Hong Kong Chief Executive Carrie Lam announced plans Tuesday to increase the number of mandatory days off for workers in the city to 17 from 12 as part of the government’s latest attempt to support those affected by the unrest.
The livelihood measures, which will cost about HK$10 billion ($1.29 billion), also include:
• Extending the HK$2 transport fare concession to those age 60 and older, from age 65 currently.
• Relaxing the asset limit used to determine eligibility for the elderly allowance.
• Cash handouts, with amounts still to be determined, for the unemployed and low-income people.
Economists said that while the initiatives may help some affected by the city’s downturn, they likely won’t provide much of an economic boost. “The changes in requirements for elderly subsidies and the additional unemployment benefits make sense from a social welfare perspective, but I won’t expect them to have visible impact on the economy,” said Tommy Wu, senior economist with Oxford Economics.
Raymond Yeung, chief Greater China economist at Australia & New Zealand Banking Group Ltd. in Hong Kong, said the statutory days off will essentially align “the holidays enjoyed by white-collar versus blue-collar” workers. “The impact will primarily be very micro, if you think about how big the size of the population that will be affected by alignment,” he said. “Is there any real impact in terms of the macro economy?
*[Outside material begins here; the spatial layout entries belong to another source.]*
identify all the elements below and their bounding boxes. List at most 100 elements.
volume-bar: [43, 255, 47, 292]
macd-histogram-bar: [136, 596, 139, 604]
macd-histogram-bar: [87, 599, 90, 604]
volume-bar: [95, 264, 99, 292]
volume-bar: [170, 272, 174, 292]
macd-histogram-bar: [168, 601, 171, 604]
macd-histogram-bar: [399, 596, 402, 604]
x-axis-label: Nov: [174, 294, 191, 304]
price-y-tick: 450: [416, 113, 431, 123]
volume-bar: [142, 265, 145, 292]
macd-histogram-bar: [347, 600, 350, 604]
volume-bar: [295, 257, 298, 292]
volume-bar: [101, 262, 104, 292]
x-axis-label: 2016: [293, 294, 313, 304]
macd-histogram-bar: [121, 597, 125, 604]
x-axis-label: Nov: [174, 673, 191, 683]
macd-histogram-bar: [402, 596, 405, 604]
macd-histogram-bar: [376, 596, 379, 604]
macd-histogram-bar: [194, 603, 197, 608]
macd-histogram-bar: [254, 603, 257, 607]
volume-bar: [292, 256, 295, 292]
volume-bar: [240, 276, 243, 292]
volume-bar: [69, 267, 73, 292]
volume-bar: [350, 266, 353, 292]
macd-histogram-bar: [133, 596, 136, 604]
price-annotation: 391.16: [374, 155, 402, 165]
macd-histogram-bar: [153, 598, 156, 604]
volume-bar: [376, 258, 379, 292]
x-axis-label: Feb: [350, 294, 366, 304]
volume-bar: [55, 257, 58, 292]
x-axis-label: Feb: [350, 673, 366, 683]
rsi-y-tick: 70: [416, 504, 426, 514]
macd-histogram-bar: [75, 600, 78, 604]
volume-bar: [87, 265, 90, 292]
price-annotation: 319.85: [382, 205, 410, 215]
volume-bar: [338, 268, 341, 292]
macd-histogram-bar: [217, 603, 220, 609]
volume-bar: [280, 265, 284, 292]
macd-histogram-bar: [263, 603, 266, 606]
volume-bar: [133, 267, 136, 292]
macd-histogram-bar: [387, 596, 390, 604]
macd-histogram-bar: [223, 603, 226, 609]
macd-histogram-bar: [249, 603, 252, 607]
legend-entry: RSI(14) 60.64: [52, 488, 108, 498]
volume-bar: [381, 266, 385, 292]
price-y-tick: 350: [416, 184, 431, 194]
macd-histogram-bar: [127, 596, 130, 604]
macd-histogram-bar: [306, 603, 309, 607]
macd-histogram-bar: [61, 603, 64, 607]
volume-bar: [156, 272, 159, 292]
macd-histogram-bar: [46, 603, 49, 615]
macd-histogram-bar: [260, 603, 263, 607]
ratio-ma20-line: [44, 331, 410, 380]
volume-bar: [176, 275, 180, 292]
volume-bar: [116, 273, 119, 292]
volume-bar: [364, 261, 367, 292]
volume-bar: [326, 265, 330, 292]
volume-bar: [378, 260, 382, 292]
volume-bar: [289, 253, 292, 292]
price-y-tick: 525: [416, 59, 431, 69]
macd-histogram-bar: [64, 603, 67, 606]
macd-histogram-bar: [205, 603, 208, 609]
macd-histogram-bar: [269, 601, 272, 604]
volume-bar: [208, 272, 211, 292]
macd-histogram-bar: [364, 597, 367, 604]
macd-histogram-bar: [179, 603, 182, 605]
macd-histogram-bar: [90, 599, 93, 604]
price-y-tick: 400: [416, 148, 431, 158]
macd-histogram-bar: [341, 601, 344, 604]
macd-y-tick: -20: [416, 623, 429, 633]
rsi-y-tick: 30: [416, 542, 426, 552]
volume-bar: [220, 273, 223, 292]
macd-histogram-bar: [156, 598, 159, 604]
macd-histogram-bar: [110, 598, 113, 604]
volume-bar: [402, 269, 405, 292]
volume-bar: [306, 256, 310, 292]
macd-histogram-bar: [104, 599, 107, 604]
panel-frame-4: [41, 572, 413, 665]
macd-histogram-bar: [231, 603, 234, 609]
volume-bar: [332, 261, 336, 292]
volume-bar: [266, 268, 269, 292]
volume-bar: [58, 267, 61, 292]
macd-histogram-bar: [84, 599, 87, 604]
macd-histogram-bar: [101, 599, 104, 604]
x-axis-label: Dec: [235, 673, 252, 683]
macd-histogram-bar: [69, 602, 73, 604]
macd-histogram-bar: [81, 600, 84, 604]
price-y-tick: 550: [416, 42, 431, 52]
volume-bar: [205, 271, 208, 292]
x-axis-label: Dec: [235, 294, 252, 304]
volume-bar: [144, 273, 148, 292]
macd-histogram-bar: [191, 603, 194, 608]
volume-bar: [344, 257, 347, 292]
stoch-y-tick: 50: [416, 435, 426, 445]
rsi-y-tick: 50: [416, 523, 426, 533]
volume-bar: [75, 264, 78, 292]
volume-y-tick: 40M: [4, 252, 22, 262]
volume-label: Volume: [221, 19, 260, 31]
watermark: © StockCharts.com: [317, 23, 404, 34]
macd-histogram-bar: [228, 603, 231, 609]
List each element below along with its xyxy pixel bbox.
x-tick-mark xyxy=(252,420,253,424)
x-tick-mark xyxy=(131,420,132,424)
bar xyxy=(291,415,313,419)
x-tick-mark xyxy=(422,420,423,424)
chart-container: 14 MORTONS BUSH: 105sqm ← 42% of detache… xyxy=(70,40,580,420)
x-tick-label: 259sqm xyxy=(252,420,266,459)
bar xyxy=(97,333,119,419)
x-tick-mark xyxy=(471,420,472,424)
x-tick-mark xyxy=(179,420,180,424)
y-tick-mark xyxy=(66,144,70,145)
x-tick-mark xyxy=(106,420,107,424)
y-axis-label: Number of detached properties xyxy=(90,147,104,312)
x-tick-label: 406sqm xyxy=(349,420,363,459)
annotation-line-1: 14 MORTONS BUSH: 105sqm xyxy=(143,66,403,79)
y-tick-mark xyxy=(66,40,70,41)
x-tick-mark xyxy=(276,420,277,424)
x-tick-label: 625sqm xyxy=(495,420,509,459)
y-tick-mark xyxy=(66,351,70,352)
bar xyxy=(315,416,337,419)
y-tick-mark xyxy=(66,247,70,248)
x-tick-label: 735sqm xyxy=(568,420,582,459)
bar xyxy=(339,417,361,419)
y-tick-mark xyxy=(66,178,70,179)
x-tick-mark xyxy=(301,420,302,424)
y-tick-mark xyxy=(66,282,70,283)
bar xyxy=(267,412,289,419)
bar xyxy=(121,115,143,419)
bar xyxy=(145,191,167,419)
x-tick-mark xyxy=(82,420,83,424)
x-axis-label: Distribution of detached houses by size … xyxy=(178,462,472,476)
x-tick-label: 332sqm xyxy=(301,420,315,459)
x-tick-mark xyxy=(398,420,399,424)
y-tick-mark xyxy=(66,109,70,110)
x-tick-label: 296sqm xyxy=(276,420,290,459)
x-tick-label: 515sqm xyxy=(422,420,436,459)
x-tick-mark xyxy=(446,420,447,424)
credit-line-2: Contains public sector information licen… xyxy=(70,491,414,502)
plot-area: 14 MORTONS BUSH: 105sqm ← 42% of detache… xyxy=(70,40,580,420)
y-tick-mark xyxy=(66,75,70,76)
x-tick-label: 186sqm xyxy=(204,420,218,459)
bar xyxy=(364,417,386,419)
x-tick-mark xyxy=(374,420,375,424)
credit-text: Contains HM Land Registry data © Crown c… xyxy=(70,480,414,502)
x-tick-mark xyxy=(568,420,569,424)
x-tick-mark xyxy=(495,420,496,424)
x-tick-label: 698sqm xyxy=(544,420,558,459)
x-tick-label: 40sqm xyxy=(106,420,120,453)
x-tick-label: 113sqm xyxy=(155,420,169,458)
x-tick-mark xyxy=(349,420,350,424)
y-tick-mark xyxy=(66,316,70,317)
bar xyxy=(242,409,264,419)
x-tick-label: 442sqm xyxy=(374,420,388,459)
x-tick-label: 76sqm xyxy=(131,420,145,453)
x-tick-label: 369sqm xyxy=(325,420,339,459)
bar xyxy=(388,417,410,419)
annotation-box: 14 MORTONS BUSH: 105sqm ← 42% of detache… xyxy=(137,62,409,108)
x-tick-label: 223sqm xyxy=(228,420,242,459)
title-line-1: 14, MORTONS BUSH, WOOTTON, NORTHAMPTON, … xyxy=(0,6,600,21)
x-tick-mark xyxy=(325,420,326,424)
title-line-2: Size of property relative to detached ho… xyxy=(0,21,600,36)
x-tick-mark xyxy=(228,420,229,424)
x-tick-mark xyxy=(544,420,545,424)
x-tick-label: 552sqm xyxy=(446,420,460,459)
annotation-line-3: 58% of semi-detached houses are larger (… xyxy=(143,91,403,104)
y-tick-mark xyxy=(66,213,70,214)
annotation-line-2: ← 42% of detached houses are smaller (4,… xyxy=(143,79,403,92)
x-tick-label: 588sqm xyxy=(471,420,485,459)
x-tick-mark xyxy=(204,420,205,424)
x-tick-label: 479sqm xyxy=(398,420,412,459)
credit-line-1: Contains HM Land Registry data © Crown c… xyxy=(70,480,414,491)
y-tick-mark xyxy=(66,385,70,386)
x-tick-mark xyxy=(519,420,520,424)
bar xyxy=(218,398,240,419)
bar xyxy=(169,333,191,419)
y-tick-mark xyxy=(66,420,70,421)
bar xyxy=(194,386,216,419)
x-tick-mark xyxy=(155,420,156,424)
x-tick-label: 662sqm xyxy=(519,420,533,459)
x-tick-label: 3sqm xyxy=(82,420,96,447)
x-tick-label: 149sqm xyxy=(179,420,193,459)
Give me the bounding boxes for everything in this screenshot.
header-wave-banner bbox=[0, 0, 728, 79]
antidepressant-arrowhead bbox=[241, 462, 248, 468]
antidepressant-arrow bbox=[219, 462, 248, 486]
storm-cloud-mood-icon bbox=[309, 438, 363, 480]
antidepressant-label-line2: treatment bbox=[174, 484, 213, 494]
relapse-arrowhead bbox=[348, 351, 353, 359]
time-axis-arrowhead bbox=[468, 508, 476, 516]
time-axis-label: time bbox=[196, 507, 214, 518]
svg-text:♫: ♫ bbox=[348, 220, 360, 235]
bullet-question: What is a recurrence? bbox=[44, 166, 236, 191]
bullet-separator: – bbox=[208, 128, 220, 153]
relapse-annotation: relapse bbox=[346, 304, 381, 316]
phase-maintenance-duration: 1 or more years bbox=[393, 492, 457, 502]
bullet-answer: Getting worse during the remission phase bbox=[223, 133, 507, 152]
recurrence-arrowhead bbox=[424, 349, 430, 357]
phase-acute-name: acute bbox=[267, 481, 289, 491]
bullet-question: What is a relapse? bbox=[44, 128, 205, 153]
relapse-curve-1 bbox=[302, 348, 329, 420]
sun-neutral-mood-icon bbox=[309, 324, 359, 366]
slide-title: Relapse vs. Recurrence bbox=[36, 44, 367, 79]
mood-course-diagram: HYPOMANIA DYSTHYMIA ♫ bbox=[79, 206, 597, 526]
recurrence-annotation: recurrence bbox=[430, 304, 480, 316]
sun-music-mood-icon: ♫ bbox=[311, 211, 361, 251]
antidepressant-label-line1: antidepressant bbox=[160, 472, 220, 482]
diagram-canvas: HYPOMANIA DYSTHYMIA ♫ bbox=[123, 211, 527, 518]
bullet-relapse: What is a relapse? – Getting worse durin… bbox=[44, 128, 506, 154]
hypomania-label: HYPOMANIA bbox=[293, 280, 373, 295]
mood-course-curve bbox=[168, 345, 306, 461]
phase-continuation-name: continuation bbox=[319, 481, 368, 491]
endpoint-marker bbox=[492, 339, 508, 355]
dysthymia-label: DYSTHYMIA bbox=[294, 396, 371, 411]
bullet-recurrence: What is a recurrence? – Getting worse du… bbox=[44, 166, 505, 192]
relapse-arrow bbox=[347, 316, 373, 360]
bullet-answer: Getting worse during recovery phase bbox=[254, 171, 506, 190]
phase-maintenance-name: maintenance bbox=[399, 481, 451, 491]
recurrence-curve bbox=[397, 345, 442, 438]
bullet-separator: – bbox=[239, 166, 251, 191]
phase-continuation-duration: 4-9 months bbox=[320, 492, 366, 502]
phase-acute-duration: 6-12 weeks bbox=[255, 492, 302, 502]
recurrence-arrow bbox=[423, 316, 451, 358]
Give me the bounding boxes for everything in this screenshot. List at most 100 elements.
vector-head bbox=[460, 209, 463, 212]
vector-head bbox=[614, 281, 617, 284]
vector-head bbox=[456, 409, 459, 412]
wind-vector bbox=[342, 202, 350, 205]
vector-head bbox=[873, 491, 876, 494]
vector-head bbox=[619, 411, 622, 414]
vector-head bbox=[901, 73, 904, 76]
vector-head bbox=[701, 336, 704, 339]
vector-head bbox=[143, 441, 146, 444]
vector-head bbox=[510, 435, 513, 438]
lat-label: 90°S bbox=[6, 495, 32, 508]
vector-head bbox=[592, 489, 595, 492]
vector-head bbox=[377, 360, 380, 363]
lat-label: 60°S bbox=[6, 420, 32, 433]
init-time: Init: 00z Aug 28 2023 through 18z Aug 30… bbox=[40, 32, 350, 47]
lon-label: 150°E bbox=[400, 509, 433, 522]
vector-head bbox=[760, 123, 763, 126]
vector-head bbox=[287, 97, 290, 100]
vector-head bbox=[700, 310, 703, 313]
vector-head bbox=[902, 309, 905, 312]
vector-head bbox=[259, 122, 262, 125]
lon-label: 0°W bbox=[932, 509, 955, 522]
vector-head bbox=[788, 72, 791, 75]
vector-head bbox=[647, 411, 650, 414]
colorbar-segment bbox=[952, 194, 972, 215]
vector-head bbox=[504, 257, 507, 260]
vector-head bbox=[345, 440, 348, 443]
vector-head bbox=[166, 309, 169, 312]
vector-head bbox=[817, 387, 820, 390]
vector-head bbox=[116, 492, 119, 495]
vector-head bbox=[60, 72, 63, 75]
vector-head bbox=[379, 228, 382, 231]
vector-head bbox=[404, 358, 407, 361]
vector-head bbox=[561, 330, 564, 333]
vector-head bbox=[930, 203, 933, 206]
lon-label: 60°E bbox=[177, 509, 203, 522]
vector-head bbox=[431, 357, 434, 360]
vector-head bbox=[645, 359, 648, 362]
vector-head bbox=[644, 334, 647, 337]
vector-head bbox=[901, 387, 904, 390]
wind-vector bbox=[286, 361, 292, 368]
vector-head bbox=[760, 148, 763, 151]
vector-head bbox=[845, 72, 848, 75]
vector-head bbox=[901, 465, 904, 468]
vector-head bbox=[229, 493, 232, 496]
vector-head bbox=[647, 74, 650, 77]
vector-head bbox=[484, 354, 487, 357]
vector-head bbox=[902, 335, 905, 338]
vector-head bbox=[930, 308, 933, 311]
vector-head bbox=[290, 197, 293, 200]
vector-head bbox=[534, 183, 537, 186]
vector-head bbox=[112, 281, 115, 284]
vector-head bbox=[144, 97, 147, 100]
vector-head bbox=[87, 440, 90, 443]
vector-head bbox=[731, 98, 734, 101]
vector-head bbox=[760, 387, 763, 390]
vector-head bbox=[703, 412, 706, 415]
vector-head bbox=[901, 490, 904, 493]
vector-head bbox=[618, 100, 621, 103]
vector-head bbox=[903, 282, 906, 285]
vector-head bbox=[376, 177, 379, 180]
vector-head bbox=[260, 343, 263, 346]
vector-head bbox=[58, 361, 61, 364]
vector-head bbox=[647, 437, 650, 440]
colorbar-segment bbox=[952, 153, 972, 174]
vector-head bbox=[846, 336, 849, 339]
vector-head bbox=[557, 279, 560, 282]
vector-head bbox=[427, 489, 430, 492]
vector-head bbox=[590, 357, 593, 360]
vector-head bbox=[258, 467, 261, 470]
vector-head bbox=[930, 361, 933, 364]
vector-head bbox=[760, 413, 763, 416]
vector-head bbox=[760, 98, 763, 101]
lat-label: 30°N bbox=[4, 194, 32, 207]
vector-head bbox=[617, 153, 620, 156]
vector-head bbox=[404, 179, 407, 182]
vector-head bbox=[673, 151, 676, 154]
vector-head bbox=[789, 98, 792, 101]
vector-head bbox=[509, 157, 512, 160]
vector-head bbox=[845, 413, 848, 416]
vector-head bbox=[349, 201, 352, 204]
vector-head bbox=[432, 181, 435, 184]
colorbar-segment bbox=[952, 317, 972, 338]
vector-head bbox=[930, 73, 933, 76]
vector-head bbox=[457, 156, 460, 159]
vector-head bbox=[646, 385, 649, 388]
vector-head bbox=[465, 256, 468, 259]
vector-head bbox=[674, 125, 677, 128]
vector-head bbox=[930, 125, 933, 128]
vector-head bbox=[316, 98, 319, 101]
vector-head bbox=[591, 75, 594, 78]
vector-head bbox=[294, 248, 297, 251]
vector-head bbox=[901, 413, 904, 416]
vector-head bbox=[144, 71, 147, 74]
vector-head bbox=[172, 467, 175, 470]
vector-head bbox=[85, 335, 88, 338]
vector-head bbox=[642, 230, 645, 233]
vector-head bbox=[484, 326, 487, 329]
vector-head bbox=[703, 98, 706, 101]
I’m not sure.”
The holiday initiative had not been discussed with the business community, Lam said at a news conference outlining the measures. She added that the plan may incur extra operating costs for businesses but they could adjust in the longer term. The government is willing to take the lead, and even lean toward the side of labor on measures related to worker rights, Lam said.
Financial Secretary Paul Chan in an interview with Bloomberg Television’s Yvonne Man last week cooled talk of a cash handout in his upcoming budget, slated to be released Feb. 26. He said the government would “spend boldly” to help the disadvantaged.
The latest round of stimulus adds to the HK$25 billion ($3.2 billion) in spending announced by the government since the start of protests in June, which economists have criticized as amounting to “peanuts” relative to the economy’s size and Hong Kong’s ample fiscal reserve.
Months of violence and unrest has led Hong Kong to fall into a recession with the number of visitors from mainland China plummeting by more than half, unemployment climbing and retail shops shuttering. Sentiment in the Asian finance hub has brightened somewhat since November, with the latest small business sentiment index rising to its highest level since June. As the prospect of a tourism rebound is still remote, chances of stabilization hang on the city’s strengths in finance and trade.